Take the case of Maricopa County, Ariz. Since Maricopa County Sheriff Joe Arpaio transformed his department into an immigration-enforcement agency, following a partnership made by the Maricopa County Board of Supervisors with U.S. Immigration and Customs Enforcement (ICE) on January 19, 2007, his office has incurred a $1.3 million deficit in just three months.

Maricopa's police officers began working 4,500 extra hours every two-week pay period during the first month of the partnership, as compared to 2,900 extra hours the previous month, the report said. In April 2007, police officers worked more than 9,000 overtime hours and cost the county's taxpayers $373,757.

Maricopa County is not an isolated case. More and more cities across the country that allow the police to carry out federal immigration laws get themselves in a similar economic quagmire.
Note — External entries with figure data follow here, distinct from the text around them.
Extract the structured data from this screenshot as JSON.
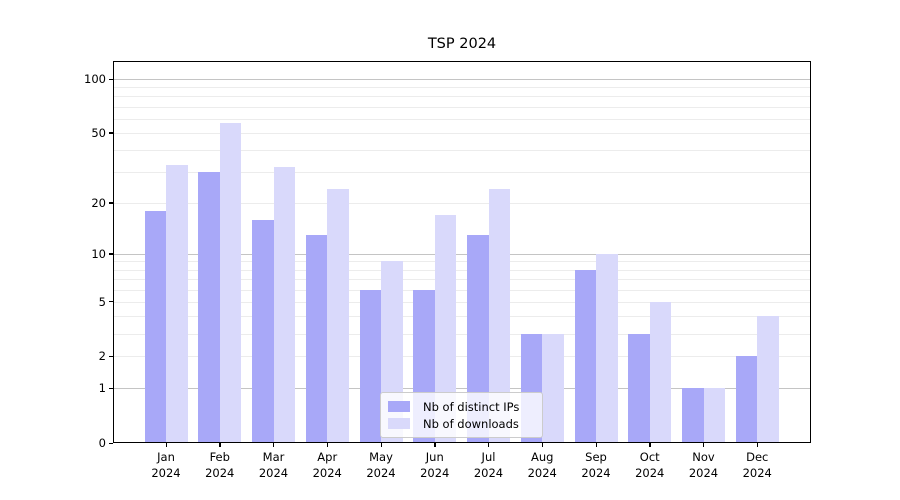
{
  "chart_data": {
    "type": "bar",
    "title": "TSP 2024",
    "categories": [
      "Jan",
      "Feb",
      "Mar",
      "Apr",
      "May",
      "Jun",
      "Jul",
      "Aug",
      "Sep",
      "Oct",
      "Nov",
      "Dec"
    ],
    "category_year": "2024",
    "series": [
      {
        "name": "Nb of distinct IPs",
        "key": "distinct-ips",
        "color": "#a8a8f8",
        "values": [
          18,
          30,
          16,
          13,
          6,
          6,
          13,
          3,
          8,
          3,
          1,
          2
        ]
      },
      {
        "name": "Nb of downloads",
        "key": "downloads",
        "color": "#d9d9fb",
        "values": [
          33,
          57,
          32,
          24,
          9,
          17,
          24,
          3,
          10,
          5,
          1,
          4
        ]
      }
    ],
    "yscale": "symlog",
    "ylim": [
      0,
      126
    ],
    "y_ticks": [
      0,
      1,
      2,
      5,
      10,
      20,
      50,
      100
    ],
    "y_major_gridlines": [
      1,
      10,
      100
    ],
    "y_minor_gridlines": [
      2,
      3,
      4,
      5,
      6,
      7,
      8,
      9,
      20,
      30,
      40,
      50,
      60,
      70,
      80,
      90
    ],
    "grid": "horizontal",
    "legend_position": "lower center",
    "colors": {
      "axis": "#000000",
      "grid_minor": "#ececec",
      "grid_major": "#c4c4c4",
      "legend_border": "#cccccc"
    }
  }
}
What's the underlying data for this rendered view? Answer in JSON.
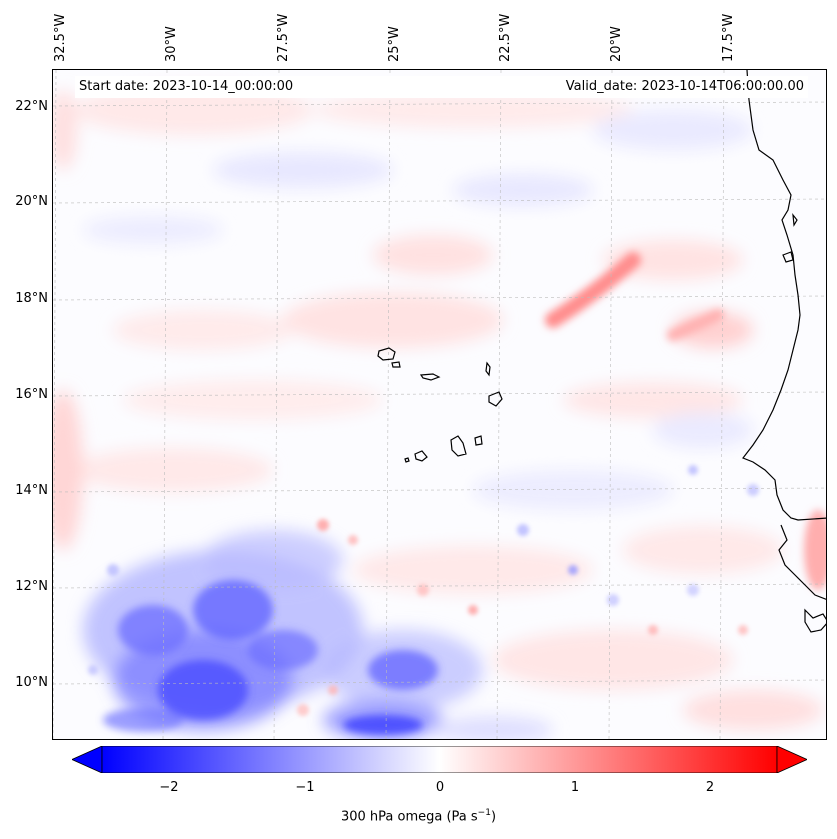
{
  "map": {
    "start_date_label": "Start date: 2023-10-14_00:00:00",
    "valid_date_label": "Valid_date: 2023-10-14T06:00:00.00",
    "lon_ticks": [
      "32.5°W",
      "30°W",
      "27.5°W",
      "25°W",
      "22.5°W",
      "20°W",
      "17.5°W"
    ],
    "lat_ticks": [
      "22°N",
      "20°N",
      "18°N",
      "16°N",
      "14°N",
      "12°N",
      "10°N"
    ],
    "extent": {
      "lon_min": -32.7,
      "lon_max": -15.8,
      "lat_min": 8.9,
      "lat_max": 22.8
    },
    "field": "300 hPa omega",
    "coastline_color": "#000000",
    "gridline_color": "#bbbbbb"
  },
  "colorbar": {
    "label_main": "300 hPa omega (Pa s",
    "label_sup": "−1",
    "label_end": ")",
    "ticks": [
      "−2",
      "−1",
      "0",
      "1",
      "2"
    ],
    "tick_values": [
      -2,
      -1,
      0,
      1,
      2
    ],
    "range": [
      -2.6,
      2.6
    ],
    "cmap": "bwr",
    "negative_color": "#0000ff",
    "positive_color": "#ff0000",
    "extend": "both"
  }
}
Many of them find that it is much more expensive than they thought.

Recently, the initiative against illegal immigration in Prince William County, Va., raised its costs to $6.9 million for the budget year that starts July 1, because of overcrowding at the county jail.

Immigrant rights advocates also say that even cities like Valley Park, Mo. and Hazleton, Pa. -- where local enforcement takes a more aggressive approach than simply relying on ICE to perform federal immigration operations -- may fall into deep budget pits soon. "This kind of local enforcement just leaves counties broke, aside from many other negative consequences," said Michele Waslin, senior policy analyst for IPC. "It makes the community frightened and forces many businesses to close down."

While police officers arrest undocumented immigrants, Waslin says that they fail to catch the human smuggling rings. "I don't think that cops who become immigration agents are effective to help in stopping the flow of illegal immigration," she said.

The two-page IPC report, based mainly on the findings of a series of investigative stories published in Phoenix-based East Valley Tribune, also revealed that since Maricopa County cops started looking for undocumented immigrants, the county's arrest rate for serious crimes -- including robberies, aggravated assaults and sex crimes -- decreased dramatically -- and these crimes received little or no investigation. Arpaio's office in 2005 cleared 10.5 percent of its investigations with arrests. When immigration operations began, according to the report, that number dropped to 6 percent.

In July 2007, the county's police only made arrests on 2.5 percent of their investigations. Because more officers need to be added to the immigration team, the report said that Arpaio pulled deputies off patrol beats and used them to staff the human smuggling unit, resulting in more delays when responding to 911 and other emergency calls. Patrol districts, trails and lake divisions as well as the central investigations bureau all lost deputies. Allegations of racial profiling have also stung the county, as Arpaio's team increasingly conducts large-scale operations without any evidence of criminal activity in Latino neighborhoods or sites where day laborers convene.

"Some of these will ultimately lead to costly lawsuits," Waslin added. "In any way, the idea of cops doing federal immigration enforcement is very problematic. It's not just going to work.

Anthony D. Advincula is a New York based editor at NAM.